I don't want to see this, but I can't look away, and I view picture after picture through a haze of tears that don't fall. They could, if I let them, but I don't. Maybe I should have. Stuffing them back is hard, and I'm left with a melancholy cloud that hovers. I think of that mother. I feel for that mother.
Later I click on the news while I prepare supper. "The Virginia Tech massacre . . ," I hear. And I sit and stare at the TV, at more pictures, pictures and words, that will wrench the hearts of thirty-three mothers, wrench the hearts of all mothers.

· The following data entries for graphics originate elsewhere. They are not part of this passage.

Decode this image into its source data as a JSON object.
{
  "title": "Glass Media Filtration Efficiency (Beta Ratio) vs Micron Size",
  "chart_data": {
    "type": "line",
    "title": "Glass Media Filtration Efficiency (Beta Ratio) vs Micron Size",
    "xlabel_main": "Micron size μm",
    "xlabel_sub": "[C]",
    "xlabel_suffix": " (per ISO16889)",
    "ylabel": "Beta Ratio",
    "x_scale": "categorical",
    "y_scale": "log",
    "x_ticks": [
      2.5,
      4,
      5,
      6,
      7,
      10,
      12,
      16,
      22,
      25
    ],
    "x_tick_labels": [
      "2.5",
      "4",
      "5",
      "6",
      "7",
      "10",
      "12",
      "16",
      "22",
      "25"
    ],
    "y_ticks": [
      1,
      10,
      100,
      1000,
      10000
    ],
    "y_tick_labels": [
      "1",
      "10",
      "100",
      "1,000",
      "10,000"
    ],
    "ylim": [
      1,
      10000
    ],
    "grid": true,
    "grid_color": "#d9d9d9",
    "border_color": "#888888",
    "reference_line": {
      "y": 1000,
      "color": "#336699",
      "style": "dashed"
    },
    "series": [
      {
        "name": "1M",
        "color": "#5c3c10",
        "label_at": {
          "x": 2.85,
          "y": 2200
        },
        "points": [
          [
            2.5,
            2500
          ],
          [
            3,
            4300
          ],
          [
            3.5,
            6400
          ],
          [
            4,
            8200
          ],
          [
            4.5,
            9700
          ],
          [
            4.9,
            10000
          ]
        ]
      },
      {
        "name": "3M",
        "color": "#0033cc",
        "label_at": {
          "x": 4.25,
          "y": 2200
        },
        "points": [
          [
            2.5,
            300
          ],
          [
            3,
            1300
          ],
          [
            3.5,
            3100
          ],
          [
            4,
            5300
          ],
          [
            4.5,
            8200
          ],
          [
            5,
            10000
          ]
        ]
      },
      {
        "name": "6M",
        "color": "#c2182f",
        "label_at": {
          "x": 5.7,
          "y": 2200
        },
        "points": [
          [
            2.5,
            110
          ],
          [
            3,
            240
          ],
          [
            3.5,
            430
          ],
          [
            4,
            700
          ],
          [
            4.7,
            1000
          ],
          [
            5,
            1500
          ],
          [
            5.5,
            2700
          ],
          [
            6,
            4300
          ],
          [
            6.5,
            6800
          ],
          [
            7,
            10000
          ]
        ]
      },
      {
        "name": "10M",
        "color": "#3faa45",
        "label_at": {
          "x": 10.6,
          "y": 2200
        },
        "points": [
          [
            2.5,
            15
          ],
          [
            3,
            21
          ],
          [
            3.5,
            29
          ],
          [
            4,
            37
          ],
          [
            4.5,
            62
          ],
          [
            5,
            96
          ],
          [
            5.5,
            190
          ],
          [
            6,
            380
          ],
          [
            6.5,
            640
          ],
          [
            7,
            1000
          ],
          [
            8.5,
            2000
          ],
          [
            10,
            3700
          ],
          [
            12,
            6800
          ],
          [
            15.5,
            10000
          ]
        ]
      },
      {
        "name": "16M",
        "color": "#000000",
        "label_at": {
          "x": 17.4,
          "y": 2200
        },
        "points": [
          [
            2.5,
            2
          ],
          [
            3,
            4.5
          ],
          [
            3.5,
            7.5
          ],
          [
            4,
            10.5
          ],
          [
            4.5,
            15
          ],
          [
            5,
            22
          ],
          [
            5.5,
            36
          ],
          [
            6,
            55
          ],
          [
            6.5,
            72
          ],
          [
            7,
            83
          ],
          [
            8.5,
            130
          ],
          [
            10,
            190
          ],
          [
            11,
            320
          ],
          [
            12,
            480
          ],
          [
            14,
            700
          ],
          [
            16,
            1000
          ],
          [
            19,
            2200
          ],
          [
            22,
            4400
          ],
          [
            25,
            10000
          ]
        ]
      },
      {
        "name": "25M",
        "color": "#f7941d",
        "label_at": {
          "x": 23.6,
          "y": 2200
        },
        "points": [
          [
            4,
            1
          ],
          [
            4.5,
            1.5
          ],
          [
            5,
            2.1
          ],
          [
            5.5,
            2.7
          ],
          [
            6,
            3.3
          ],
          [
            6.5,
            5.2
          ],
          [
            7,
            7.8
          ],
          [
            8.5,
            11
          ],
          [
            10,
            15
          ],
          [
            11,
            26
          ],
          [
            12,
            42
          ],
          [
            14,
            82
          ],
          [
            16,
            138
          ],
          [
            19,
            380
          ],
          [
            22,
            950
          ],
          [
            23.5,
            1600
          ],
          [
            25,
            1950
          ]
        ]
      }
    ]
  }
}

One of those senseless shootings, and thirty-three college students are shot, killed, and the innocence of many others dies as well. My tears are there again. I feel this.
I've seen these things before: death of babies, death of children, death of loved ones, if not mine, somebody's. If not in my country, somebody's. It hurts.
I stand beside my son David waiting for him to fish something out of the refrigerator, so I can put the butter away. He'll be off to college in five months. He's my baby. I want to grab him and hold him in an iron hug. I want to tell him to be careful, that I love him, that I . . . but he knows this. I just stand and wait. He straightens and walks to the table with the milk. As he passes me he pokes me in the ribs.
"Awwgh," I say. I poke him back.
Sometimes a poke is as good as a hug.